CHRISTIAN PICCIOLINI: I was a member of the Chicago Area Skinheads,
which was America’s first neo-Nazi skinhead group. Eventually I became the
leader of that group, when the man who recruited me, who was America’s first
neo-Nazi skinhead, went to prison. I became the leader of this very infamous
group, and we were involved in acts of violence. Our primary goal was marketing
and recruitment. I started a band, which was a white power band, that had
violent lyrics that incited people to go out and commit hate crimes. And that
was a recruiting tool. It was a social movement to get people together, young,
angsty teenagers who were angry at the world, who felt like they had been
pushed aside and now were given somebody to blame for that.

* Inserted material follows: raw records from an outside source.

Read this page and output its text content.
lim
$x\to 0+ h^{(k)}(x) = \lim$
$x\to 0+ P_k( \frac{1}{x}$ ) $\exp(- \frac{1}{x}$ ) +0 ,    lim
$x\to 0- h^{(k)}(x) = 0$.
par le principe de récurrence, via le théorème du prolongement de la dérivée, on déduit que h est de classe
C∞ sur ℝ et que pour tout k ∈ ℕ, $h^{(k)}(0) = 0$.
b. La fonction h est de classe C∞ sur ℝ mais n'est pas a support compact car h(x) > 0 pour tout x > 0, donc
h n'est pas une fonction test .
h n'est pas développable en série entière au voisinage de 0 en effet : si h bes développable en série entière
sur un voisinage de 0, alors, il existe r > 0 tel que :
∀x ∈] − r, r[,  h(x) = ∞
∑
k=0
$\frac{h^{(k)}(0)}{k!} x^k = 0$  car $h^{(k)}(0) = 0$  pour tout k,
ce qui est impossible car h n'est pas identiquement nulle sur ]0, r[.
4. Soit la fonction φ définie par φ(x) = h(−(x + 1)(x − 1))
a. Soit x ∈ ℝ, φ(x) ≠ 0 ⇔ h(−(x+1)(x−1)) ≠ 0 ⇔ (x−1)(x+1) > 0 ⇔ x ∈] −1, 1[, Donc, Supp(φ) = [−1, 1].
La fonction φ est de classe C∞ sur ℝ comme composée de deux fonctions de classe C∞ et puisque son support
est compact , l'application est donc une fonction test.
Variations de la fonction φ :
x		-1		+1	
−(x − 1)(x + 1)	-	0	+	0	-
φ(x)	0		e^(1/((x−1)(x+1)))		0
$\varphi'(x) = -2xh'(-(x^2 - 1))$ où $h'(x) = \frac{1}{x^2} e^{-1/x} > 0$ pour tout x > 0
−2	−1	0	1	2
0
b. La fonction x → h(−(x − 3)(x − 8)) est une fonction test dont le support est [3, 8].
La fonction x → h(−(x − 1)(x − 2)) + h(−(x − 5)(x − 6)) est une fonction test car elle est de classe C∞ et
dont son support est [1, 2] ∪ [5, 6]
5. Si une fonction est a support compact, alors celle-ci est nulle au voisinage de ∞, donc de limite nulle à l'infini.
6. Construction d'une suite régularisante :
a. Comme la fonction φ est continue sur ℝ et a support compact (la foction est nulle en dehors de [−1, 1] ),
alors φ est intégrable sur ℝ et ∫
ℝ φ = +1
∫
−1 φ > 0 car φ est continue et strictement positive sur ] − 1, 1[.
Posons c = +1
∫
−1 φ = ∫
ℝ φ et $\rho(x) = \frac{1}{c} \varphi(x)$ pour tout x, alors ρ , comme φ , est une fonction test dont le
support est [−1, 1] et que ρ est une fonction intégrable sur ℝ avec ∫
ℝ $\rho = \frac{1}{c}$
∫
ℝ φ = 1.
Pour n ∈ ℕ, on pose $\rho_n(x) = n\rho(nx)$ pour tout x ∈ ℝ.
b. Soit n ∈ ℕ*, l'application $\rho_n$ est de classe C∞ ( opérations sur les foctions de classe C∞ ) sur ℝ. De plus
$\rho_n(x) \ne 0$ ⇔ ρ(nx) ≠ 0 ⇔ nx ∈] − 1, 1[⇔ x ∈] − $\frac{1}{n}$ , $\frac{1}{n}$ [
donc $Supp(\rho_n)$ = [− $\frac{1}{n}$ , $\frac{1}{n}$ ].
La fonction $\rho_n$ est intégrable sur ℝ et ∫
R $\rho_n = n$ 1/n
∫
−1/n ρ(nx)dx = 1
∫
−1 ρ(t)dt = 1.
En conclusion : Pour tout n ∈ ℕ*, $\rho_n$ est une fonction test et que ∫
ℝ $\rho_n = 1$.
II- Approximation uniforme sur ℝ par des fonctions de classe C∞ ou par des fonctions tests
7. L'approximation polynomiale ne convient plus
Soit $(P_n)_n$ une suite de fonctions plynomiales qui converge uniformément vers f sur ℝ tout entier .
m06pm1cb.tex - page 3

AMY GOODMAN: What was it that started you moving away and
questioning what you were doing?
CHRISTIAN PICCIOLINI: You know, for the eight years that I was involved,
Amy, I had doubts the whole time. I came from an Italian immigrant family who
came to the U.S. in the '60s, who were often the victims of prejudice, so I
wasn't raised with these racist beliefs. It wasn’t part of my family DNA or
fabric. And I questioned myself the whole time, but I squashed it because the
power and the acceptance were more important to me, and I was scared to lose
that.
But, essentially, over those eight years,
I started to meet people who I had kept outside of my social circle, who I
hated: African Americans and Jews and gay people. But the truth was that I had
never had a meaningful interaction with them. But when I started to, I started
to receive compassion from the people that I least deserved it from, when I
least deserved it. They could have attacked me. They could have threatened me.
They could have broken my windows. But they didn’t. And they knew who I was,
and they took it upon themselves to show me empathy when I deserved it the
least. And that helped me humanize them and dispel all the stereotypes that I
had in my head. And suddenly, I couldn’t reconcile my hate anymore.